July 23, 2011

Selected Quotes from 'As I Lay Dying,' by William Faulkner

For those of you who have not read As I Lay Dying, I would highly recommend it. William Faulkner is absolutely brilliant, although I have a preference, as he writes primarily about those of the South. Do not be fooled by the title. This is not some macabre, cheap-angst, existential story. This is an incredibly rich, layered, and calculated presentation of the psyche of a family. Not to mentioned its often listed as one of the best works of American fiction. Ever. 

Published in 1930, the book tells the story in a sort of disjunctive fashion, changing viewpoints every chapter to create a quilt of a whopping 59 chapters, and 15 different perspectives. The story traces the journey of the Bundren family after their mother's death, and their attempt to transport her coffin across the county to her intended burial grounds. 

Below are some of my favorite quotes. Some really resonate with me, and others are simply beautiful. I intend to read the book again in the near future so that I can rake the pages for more significance this time, unhindered by a search for plot and cohesiveness. Also, I put the page numbers, which I only just realized is completely useless unless you read the exact edition that I did. Regardless, in any publication, the page number should get you to right around where it would be normally, should you desire to read direct source. I have also put the narrator to each given chapter next to each quote, which would the add to the phrase's intent and comprehension:

p.38, Vardaman: “I am not crying now. I am not anything. Dewey Dell comes to the hill and calls me. Vardaman. I am not anything. I am quiet.”

p.41, Dewey Dell: “I feel my body, my bones and flesh beginning to part and open upon the alone, and the process of coming unalone is terrible.”

p.42, Dewey Dell: “I feel like a wet seed wild in the hot blind earth.”

p.93, Darl: “…he and I look at one another with long probing looks, looks that plunge unimpeded through one another’s eyes and into the ultimate secret place where for an instant Cash and Darl crouch flagrant and unabashed in all the old terror and the old foreboding, alert and secret and without shame. When we speak our voices are quiet, detached.”

p.117, Addie: “And then he died. He did not know he was dead. I would lie by him in the dark, hearing the dark land talking of God’s love and His beauty and His sin; hearing the dark voicelessness in which the words are the deeds, and the other words that are not deeds, that are just the gaps in people’s lacks, coming down like the cries of geese out of the wild darkness in the old terrible nights, fumbling at the deeds like orphans to whom are pointed out in a crowd two faces and told, That is your father, your mother.”

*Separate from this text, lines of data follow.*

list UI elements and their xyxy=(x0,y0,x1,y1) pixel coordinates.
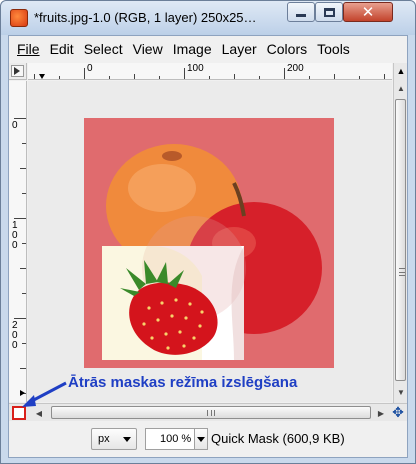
unit-select[interactable]: px xyxy=(91,428,137,450)
horizontal-scroll-thumb[interactable] xyxy=(51,406,371,419)
menu-bar: File Edit Select View Image Layer Colors… xyxy=(9,36,407,62)
horizontal-ruler[interactable]: 0 100 200 xyxy=(28,63,392,80)
chevron-down-icon xyxy=(123,437,131,442)
vertical-ruler[interactable]: 0 100 200 xyxy=(9,81,27,402)
window-title: *fruits.jpg-1.0 (RGB, 1 layer) 250x25… xyxy=(34,10,257,25)
zoom-dropdown-button[interactable] xyxy=(194,428,208,450)
hruler-label-100: 100 xyxy=(187,63,204,74)
image-canvas[interactable] xyxy=(28,81,392,402)
title-bar[interactable]: *fruits.jpg-1.0 (RGB, 1 layer) 250x25… ✕ xyxy=(1,1,415,35)
menu-layer[interactable]: Layer xyxy=(217,36,262,62)
menu-view[interactable]: View xyxy=(128,36,168,62)
close-icon: ✕ xyxy=(361,2,375,21)
close-button[interactable]: ✕ xyxy=(343,2,393,22)
menu-select[interactable]: Select xyxy=(79,36,128,62)
scroll-grip-icon xyxy=(399,268,405,276)
maximize-button[interactable] xyxy=(315,2,343,22)
vruler-label-200: 200 xyxy=(12,320,18,351)
menu-edit[interactable]: Edit xyxy=(45,36,79,62)
navigate-icon[interactable]: ✥ xyxy=(391,405,405,421)
horizontal-ruler-ticks xyxy=(34,68,385,79)
zoom-input[interactable]: 100 % xyxy=(145,428,195,450)
annotation-label: Ātrās maskas režīma izslēgšana xyxy=(68,374,298,391)
image-window: *fruits.jpg-1.0 (RGB, 1 layer) 250x25… ✕… xyxy=(0,0,416,464)
vruler-label-0: 0 xyxy=(12,120,18,131)
minimize-button[interactable] xyxy=(287,2,315,22)
scroll-right-button[interactable]: ▶ xyxy=(376,406,386,420)
scroll-down-button[interactable]: ▼ xyxy=(396,385,406,399)
scroll-grip-icon xyxy=(207,410,215,416)
status-message: Quick Mask (600,9 KB) xyxy=(211,431,345,446)
unit-value: px xyxy=(98,433,110,445)
zoom-value: 100 % xyxy=(160,433,192,445)
annotation-arrow-icon xyxy=(22,381,67,407)
triangle-right-icon xyxy=(14,67,20,75)
menu-tools[interactable]: Tools xyxy=(312,36,355,62)
maximize-icon xyxy=(323,7,335,17)
menu-image[interactable]: Image xyxy=(168,36,217,62)
hruler-label-0: 0 xyxy=(87,63,93,74)
vruler-label-100: 100 xyxy=(12,220,18,251)
vertical-scroll-thumb[interactable] xyxy=(395,99,406,381)
menu-colors[interactable]: Colors xyxy=(262,36,312,62)
menu-file[interactable]: File xyxy=(9,36,45,62)
image-menu-button[interactable] xyxy=(9,63,27,80)
gimp-app-icon xyxy=(10,9,28,27)
vertical-scrollbar[interactable]: ▲ ▲ ▼ xyxy=(393,63,407,403)
fruits-image[interactable] xyxy=(84,118,334,368)
status-bar: px 100 % Quick Mask (600,9 KB) xyxy=(9,422,407,457)
scroll-up-arrow-icon[interactable]: ▲ xyxy=(394,63,408,79)
fruits-illustration xyxy=(84,118,334,368)
hruler-label-200: 200 xyxy=(287,63,304,74)
minimize-icon xyxy=(296,13,306,17)
scroll-up-button[interactable]: ▲ xyxy=(396,81,406,95)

p.140, Darl: “If you could just ravel out into time. That would be nice. It would be nice if you could just ravel out into time.”

p.153, Darl: “The back of Jewel’s shirt, where it touches him, stains slow and black with grease. Life was created in the valleys. It blew up onto the hills on the old terrors, the old lusts, the old despairs. That’s why you must walk up the hills so you can ride down.”

p.157, Cash: “Sometimes I aint so sho who’s got ere a right to say when a man is crazy and when he aint. Sometimes I think it aint none of us pure crazy and aint none of us pure sane until the balance of us talks him that-a-way. It’s like it aint so much what a fellow does, but it’s the way the majority of folks is looking at him when he does it.”